Hillary Clinton is staying in the race in the event some nut kills Barack Obama.
It could happen, but what definitely has happened is that Clinton has killed her own chances of being vice president.
She doesn't deserve to be elected dog catcher anywhere now.
Her shocking comment to a South Dakota newspaper might qualify as the dumbest thing ever said in American politics.
Her lame explanation that she brought up the 1968 assassination of Robert Kennedy because his brother Ted's illness was on her mind doesn't cut it. Not even close.
We have seen an X-ray of a very dark soul. One consumed by raw ambition to where the possible assassination of an opponent is something to ponder in a strategic way. Otherwise, why is murder on her mind?

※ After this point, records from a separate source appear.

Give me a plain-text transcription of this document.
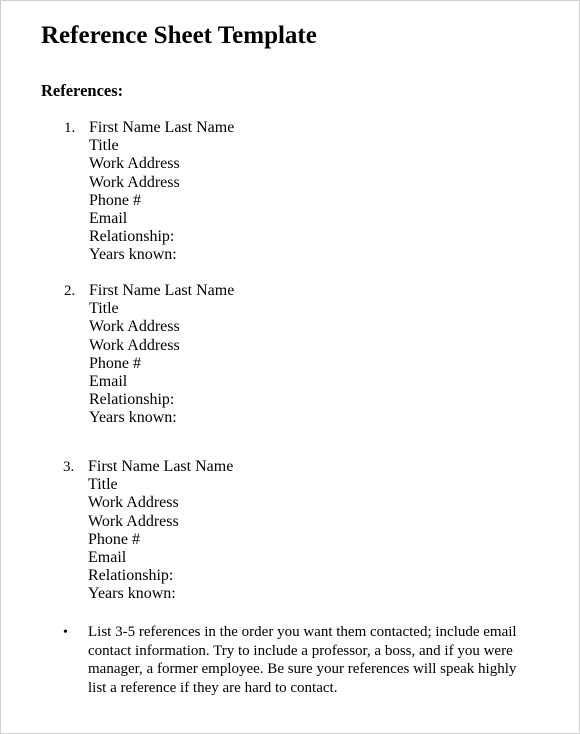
Reference Sheet Template
References:
1. First Name Last Name
Title
Work Address
Work Address
Phone #
Email
Relationship:
Years known:
2. First Name Last Name
Title
Work Address
Work Address
Phone #
Email
Relationship:
Years known:
3. First Name Last Name
Title
Work Address
Work Address
Phone #
Email
Relationship:
Years known:
• List 3-5 references in the order you want them contacted; include email
contact information. Try to include a professor, a boss, and if you were
manager, a former employee. Be sure your references will speak highly
list a reference if they are hard to contact.
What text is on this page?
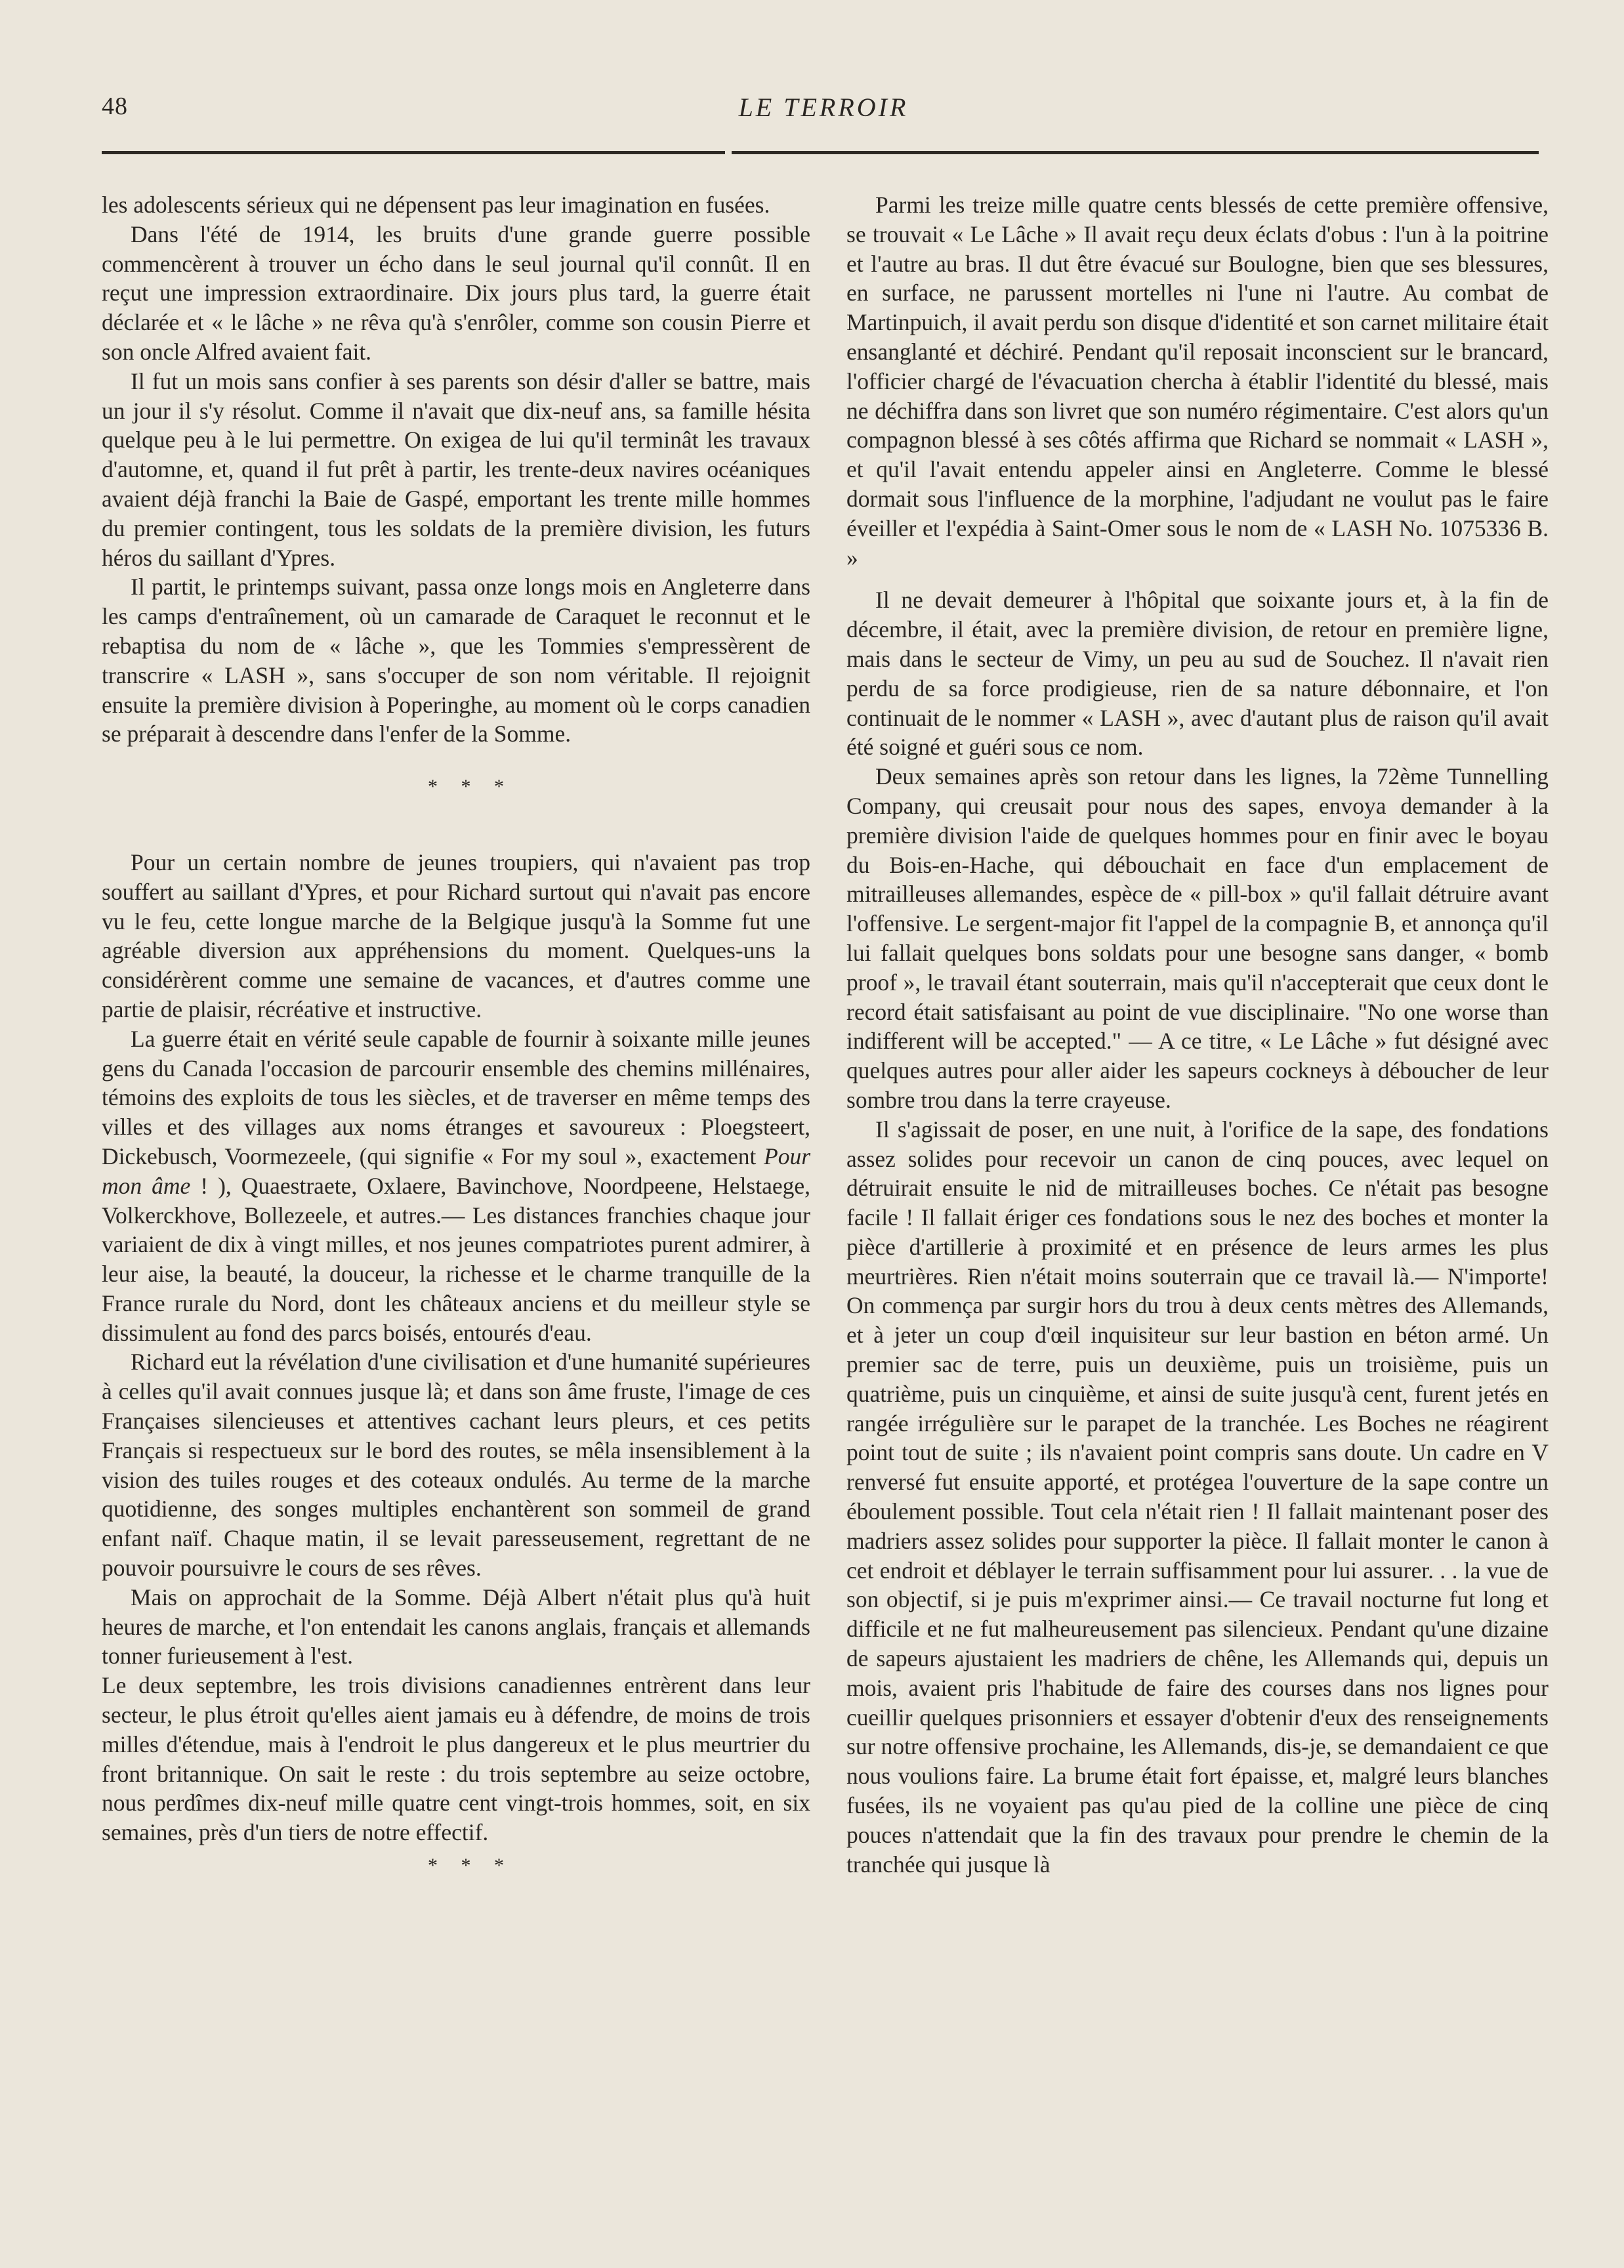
48	LE TERROIR

les adolescents sérieux qui ne dépensent pas leur imagination en fusées.

Dans l'été de 1914, les bruits d'une grande guerre possible commencèrent à trouver un écho dans le seul journal qu'il connût. Il en reçut une impression extraordinaire. Dix jours plus tard, la guerre était déclarée et « le lâche » ne rêva qu'à s'enrôler, comme son cousin Pierre et son oncle Alfred avaient fait.

Il fut un mois sans confier à ses parents son désir d'aller se battre, mais un jour il s'y résolut. Comme il n'avait que dix-neuf ans, sa famille hésita quelque peu à le lui permettre. On exigea de lui qu'il terminât les travaux d'automne, et, quand il fut prêt à partir, les trente-deux navires océaniques avaient déjà franchi la Baie de Gaspé, emportant les trente mille hommes du premier contingent, tous les soldats de la première division, les futurs héros du saillant d'Ypres.

Il partit, le printemps suivant, passa onze longs mois en Angleterre dans les camps d'entraînement, où un camarade de Caraquet le reconnut et le rebaptisa du nom de « lâche », que les Tommies s'empressèrent de transcrire « LASH », sans s'occuper de son nom véritable. Il rejoignit ensuite la première division à Poperinghe, au moment où le corps canadien se préparait à descendre dans l'enfer de la Somme.

* * *

Pour un certain nombre de jeunes troupiers, qui n'avaient pas trop souffert au saillant d'Ypres, et pour Richard surtout qui n'avait pas encore vu le feu, cette longue marche de la Belgique jusqu'à la Somme fut une agréable diversion aux appréhensions du moment. Quelques-uns la considérèrent comme une semaine de vacances, et d'autres comme une partie de plaisir, récréative et instructive.

La guerre était en vérité seule capable de fournir à soixante mille jeunes gens du Canada l'occasion de parcourir ensemble des chemins millénaires, témoins des exploits de tous les siècles, et de traverser en même temps des villes et des villages aux noms étranges et savoureux : Ploegsteert, Dickebusch, Voormezeele, (qui signifie « For my soul », exactement Pour mon âme ! ), Quaestraete, Oxlaere, Bavinchove, Noordpeene, Helstaege, Volkerckhove, Bollezeele, et autres.— Les distances franchies chaque jour variaient de dix à vingt milles, et nos jeunes compatriotes purent admirer, à leur aise, la beauté, la douceur, la richesse et le charme tranquille de la France rurale du Nord, dont les châteaux anciens et du meilleur style se dissimulent au fond des parcs boisés, entourés d'eau.

Richard eut la révélation d'une civilisation et d'une humanité supérieures à celles qu'il avait connues jusque là; et dans son âme fruste, l'image de ces Françaises silencieuses et attentives cachant leurs pleurs, et ces petits Français si respectueux sur le bord des routes, se mêla insensiblement à la vision des tuiles rouges et des coteaux ondulés. Au terme de la marche quotidienne, des songes multiples enchantèrent son sommeil de grand enfant naïf. Chaque matin, il se levait paresseusement, regrettant de ne pouvoir poursuivre le cours de ses rêves.

Mais on approchait de la Somme. Déjà Albert n'était plus qu'à huit heures de marche, et l'on entendait les canons anglais, français et allemands tonner furieusement à l'est.

Le deux septembre, les trois divisions canadiennes entrèrent dans leur secteur, le plus étroit qu'elles aient jamais eu à défendre, de moins de trois milles d'étendue, mais à l'endroit le plus dangereux et le plus meurtrier du front britannique. On sait le reste : du trois septembre au seize octobre, nous perdîmes dix-neuf mille quatre cent vingt-trois hommes, soit, en six semaines, près d'un tiers de notre effectif.

* * *

Parmi les treize mille quatre cents blessés de cette première offensive, se trouvait « Le Lâche » Il avait reçu deux éclats d'obus : l'un à la poitrine et l'autre au bras. Il dut être évacué sur Boulogne, bien que ses blessures, en surface, ne parussent mortelles ni l'une ni l'autre. Au combat de Martinpuich, il avait perdu son disque d'identité et son carnet militaire était ensanglanté et déchiré. Pendant qu'il reposait inconscient sur le brancard, l'officier chargé de l'évacuation chercha à établir l'identité du blessé, mais ne déchiffra dans son livret que son numéro régimentaire. C'est alors qu'un compagnon blessé à ses côtés affirma que Richard se nommait « LASH », et qu'il l'avait entendu appeler ainsi en Angleterre. Comme le blessé dormait sous l'influence de la morphine, l'adjudant ne voulut pas le faire éveiller et l'expédia à Saint-Omer sous le nom de « LASH No. 1075336 B. »

Il ne devait demeurer à l'hôpital que soixante jours et, à la fin de décembre, il était, avec la première division, de retour en première ligne, mais dans le secteur de Vimy, un peu au sud de Souchez. Il n'avait rien perdu de sa force prodigieuse, rien de sa nature débonnaire, et l'on continuait de le nommer « LASH », avec d'autant plus de raison qu'il avait été soigné et guéri sous ce nom.

Deux semaines après son retour dans les lignes, la 72ème Tunnelling Company, qui creusait pour nous des sapes, envoya demander à la première division l'aide de quelques hommes pour en finir avec le boyau du Bois-en-Hache, qui débouchait en face d'un emplacement de mitrailleuses allemandes, espèce de « pill-box » qu'il fallait détruire avant l'offensive. Le sergent-major fit l'appel de la compagnie B, et annonça qu'il lui fallait quelques bons soldats pour une besogne sans danger, « bomb proof », le travail étant souterrain, mais qu'il n'accepterait que ceux dont le record était satisfaisant au point de vue disciplinaire. "No one worse than indifferent will be accepted." — A ce titre, « Le Lâche » fut désigné avec quelques autres pour aller aider les sapeurs cockneys à déboucher de leur sombre trou dans la terre crayeuse.

Il s'agissait de poser, en une nuit, à l'orifice de la sape, des fondations assez solides pour recevoir un canon de cinq pouces, avec lequel on détruirait ensuite le nid de mitrailleuses boches. Ce n'était pas besogne facile ! Il fallait ériger ces fondations sous le nez des boches et monter la pièce d'artillerie à proximité et en présence de leurs armes les plus meurtrières. Rien n'était moins souterrain que ce travail là.— N'importe! On commença par surgir hors du trou à deux cents mètres des Allemands, et à jeter un coup d'œil inquisiteur sur leur bastion en béton armé. Un premier sac de terre, puis un deuxième, puis un troisième, puis un quatrième, puis un cinquième, et ainsi de suite jusqu'à cent, furent jetés en rangée irrégulière sur le parapet de la tranchée. Les Boches ne réagirent point tout de suite ; ils n'avaient point compris sans doute. Un cadre en V renversé fut ensuite apporté, et protégea l'ouverture de la sape contre un éboulement possible. Tout cela n'était rien ! Il fallait maintenant poser des madriers assez solides pour supporter la pièce. Il fallait monter le canon à cet endroit et déblayer le terrain suffisamment pour lui assurer. . . la vue de son objectif, si je puis m'exprimer ainsi.— Ce travail nocturne fut long et difficile et ne fut malheureusement pas silencieux. Pendant qu'une dizaine de sapeurs ajustaient les madriers de chêne, les Allemands qui, depuis un mois, avaient pris l'habitude de faire des courses dans nos lignes pour cueillir quelques prisonniers et essayer d'obtenir d'eux des renseignements sur notre offensive prochaine, les Allemands, dis-je, se demandaient ce que nous voulions faire. La brume était fort épaisse, et, malgré leurs blanches fusées, ils ne voyaient pas qu'au pied de la colline une pièce de cinq pouces n'attendait que la fin des travaux pour prendre le chemin de la tranchée qui jusque là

It's like Tanya Harding's kneecapping has come to politics. Only the senator from New York has more lethal fantasies than that nutty skater.
We could have seen it coming, if only we had realized Clinton's thinking could be so cold. She has grown increasingly wild in her imagery lately, invoking everything from slavery to the political killings in Zimbabwe in making her argument for the Florida and Michigan delegations. She claimed to be the victim of sexism, despite winning the votes of white men.
But none of it was moving the nomination needle, with Obama, despite recent dents, still on course to be the victor.
So she kept digging deeper, looking for the magic button. Instead, she pushed the eject button, lifting herself right out of consideration.
Giving voice to such a vile thought is all the more horrible because fears Obama would be killed have been an undercurrent to his astonishing rise.
Republican Mike Huckabee made a stupid joke about it recently. Many black Americans have talked of it, reflecting their assumption that racists would never tolerate a black President and that Obama would be taken from them.
Clinton has now fed that fear. She needs a very long vacation. And we need one from her.
Say good night, Hillary. And go away.